—Qui est là?

La mère chuchota:

—Chut! c'est l'enfant qui rêve!

Ils se turent tous trois. Tout se tut autour d'eux. La musique disparut. Et l'on n'entendit plus que le souffle égal des êtres endormis dans la chambre, compagnons de misère, attachés côte à côte sur la barque fragile, qu'une force vertigineuse emporte dans la Nuit.


[LE MATIN]

[PREMIÈRE PARTIE]

LA MORT DE JEAN-MICHEL

Trois années ont passé. Christophe va avoir onze ans. Il continue son éducation musicale. Il apprend l'harmonie avec Florian Holzer, l'organiste de Saint-Martin, un ami de grand-père, qui est un homme très savant. Le maître lui enseigne que les accords qu'il aime le mieux, des harmonies qui lui caressent si doucement l'oreille et le cœur qu'il ne peut les entendre sans un petit frisson tout le long de l'échine, sont mauvais et défendus. Quand l'enfant demande pourquoi, il n'est d'autre réponse, sinon que c'est ainsi: la règle les défend. Comme il est naturellement indiscipliné, il ne les en aime que mieux. Sa joie est d'en trouver des exemples chez les grands musiciens qu'on admire, et de les apporter à grand-père, ou à son maître. À cela, grand-père répond que, chez les grands musiciens, c'est admirable, et que Beethoven ou Bach pouvait tout se permettre. Le maître, moins conciliant, se fâche, et dit aigrement que ce n'est pas ce qu'ils ont fait de mieux.

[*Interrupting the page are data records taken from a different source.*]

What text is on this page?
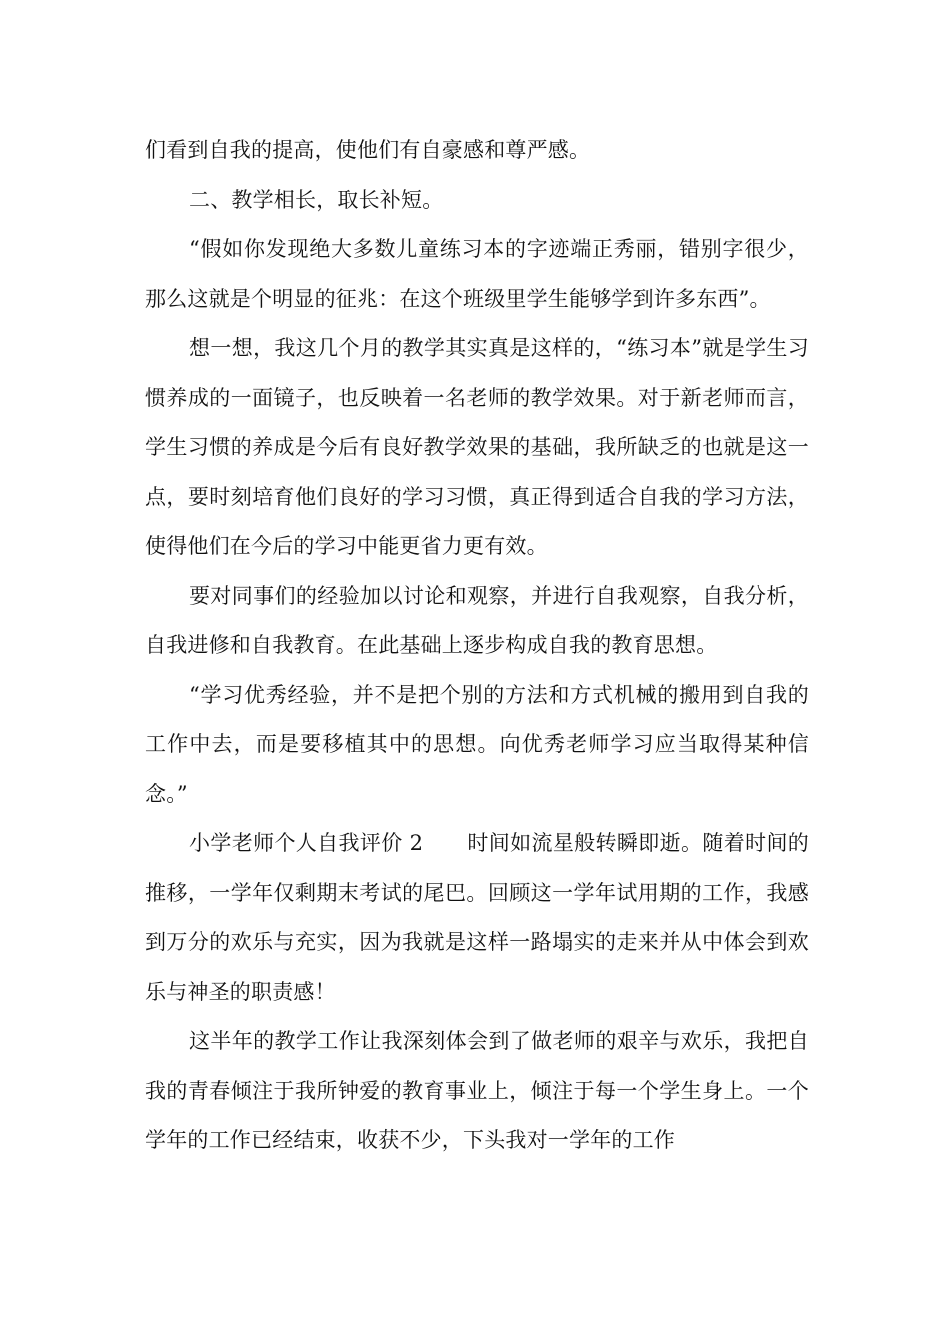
们看到自我的提高，使他们有自豪感和尊严感。

二、教学相长，取长补短。

“假如你发现绝大多数儿童练习本的字迹端正秀丽，错别字很少，那么这就是个明显的征兆：在这个班级里学生能够学到许多东西”。

想一想，我这几个月的教学其实真是这样的，“练习本”就是学生习惯养成的一面镜子，也反映着一名老师的教学效果。对于新老师而言，学生习惯的养成是今后有良好教学效果的基础，我所缺乏的也就是这一点，要时刻培育他们良好的学习习惯，真正得到适合自我的学习方法，使得他们在今后的学习中能更省力更有效。

要对同事们的经验加以讨论和观察，并进行自我观察，自我分析，自我进修和自我教育。在此基础上逐步构成自我的教育思想。

“学习优秀经验，并不是把个别的方法和方式机械的搬用到自我的工作中去，而是要移植其中的思想。向优秀老师学习应当取得某种信念。”

小学老师个人自我评价 2 时间如流星般转瞬即逝。随着时间的推移，一学年仅剩期末考试的尾巴。回顾这一学年试用期的工作，我感到万分的欢乐与充实，因为我就是这样一路塌实的走来并从中体会到欢乐与神圣的职责感！

这半年的教学工作让我深刻体会到了做老师的艰辛与欢乐，我把自我的青春倾注于我所钟爱的教育事业上，倾注于每一个学生身上。一个学年的工作已经结束，收获不少，下头我对一学年的工作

Christophe a ses entrées aux concerts et au théâtre; il apprend à toucher de tous les instruments. Il est même d'une jolie force déjà sur le violon; et son père a imaginé de lui faire donner un pupitre à l'orchestre. Il y tient si bien sa partie qu'après quelques mois de stage, il a été nommé officiellement second violon du Hof Musik Verein. Ainsi, il commence à gagner sa vie; et ce n'est pas trop tôt: car les affaires se gâtent de plus en plus à la maison. L'intempérance de Melchior a empiré, et le grand-père vieillit.